The Truth about the Bank ‘Fudge Tests’
Source: http://feedproxy.google.com/~r/ContrarianProfits/~3/wgWvxExgI28/16334Posted on Wednesday, May 6th, 2009 | In Market Commentary
“The data we have are accurate reflections of the financial conditions of those banks,” says Fed head Ben Bernanke regarding the stress test results… Hmmm…
Didn’t Bernanke also recently lean on BoA CEO Ken Lewis to commit securities fraud by not declaring losses at Merrill Lynch prior to its takeover by BoA? We appreciate that Gentle Ben is just doing his job and all. But does he really think we’re going to trust him following the Merrill-BoA episode?
We don’t believe a word Bernanke says about the economy… or about banks. As NYU economics professor Nouriel Roubini put it recently, the stress tests (or “fudge tests” as he calls them) aren’t worth the paper they’re written on. They’re meaningless, because they have been reverse engineered to create positive results.

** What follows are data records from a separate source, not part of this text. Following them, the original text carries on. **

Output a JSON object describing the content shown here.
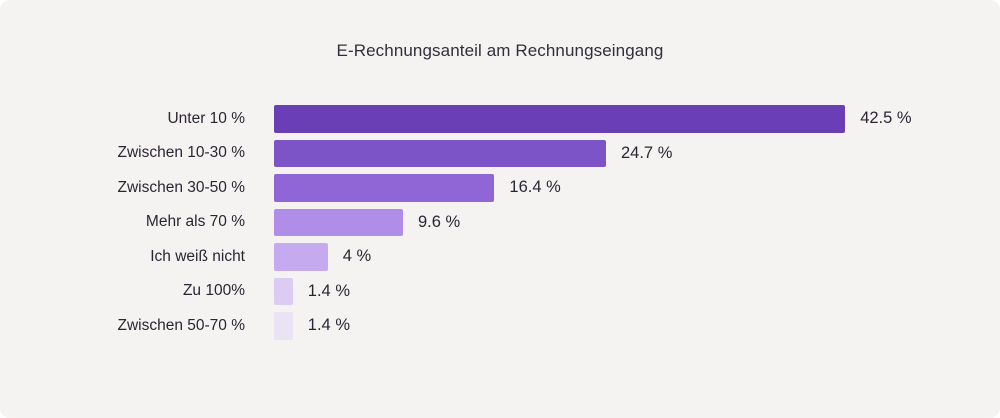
{
  "title": "E-Rechnungsanteil am Rechnungseingang",
  "chart_data": {
    "type": "bar",
    "orientation": "horizontal",
    "title": "E-Rechnungsanteil am Rechnungseingang",
    "categories": [
      "Unter 10 %",
      "Zwischen 10-30 %",
      "Zwischen 30-50 %",
      "Mehr als 70 %",
      "Ich weiß nicht",
      "Zu 100%",
      "Zwischen 50-70 %"
    ],
    "values": [
      42.5,
      24.7,
      16.4,
      9.6,
      4,
      1.4,
      1.4
    ],
    "value_labels": [
      "42.5 %",
      "24.7 %",
      "16.4 %",
      "9.6 %",
      "4 %",
      "1.4 %",
      "1.4 %"
    ],
    "bar_colors": [
      "#6a3eb5",
      "#7d54c7",
      "#9065d6",
      "#b08ee7",
      "#c6aaef",
      "#dccbf2",
      "#eae3f4"
    ],
    "xlabel": "",
    "ylabel": "",
    "xlim": [
      0,
      45
    ],
    "grid": false,
    "legend": false,
    "background_color": "#f5f3f1",
    "text_color": "#2b2533"
  }
}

Here’s Roubini on the subject:
If you look at the actual data today macro data for Q1 on the three variables used in the stress tests – growth rate, unemployment rate, and home price depreciation – are already worse than those in U.S. government baseline scenario for 2009 AND even worse than those for the more adverse stressed scenario for 2009. Thus, the stress test results are meaningless as actual data are already running worse than the worst case scenario.
Nassim Nicholas Taleb, a scholar of risk and chance at Polytechnic Institute of New York University, author of The Black Swan:
The Impact of the Highly Improbable: “This stress test is the equivalent of testing the Brooklyn Bridge by running a single heavy truck on it.”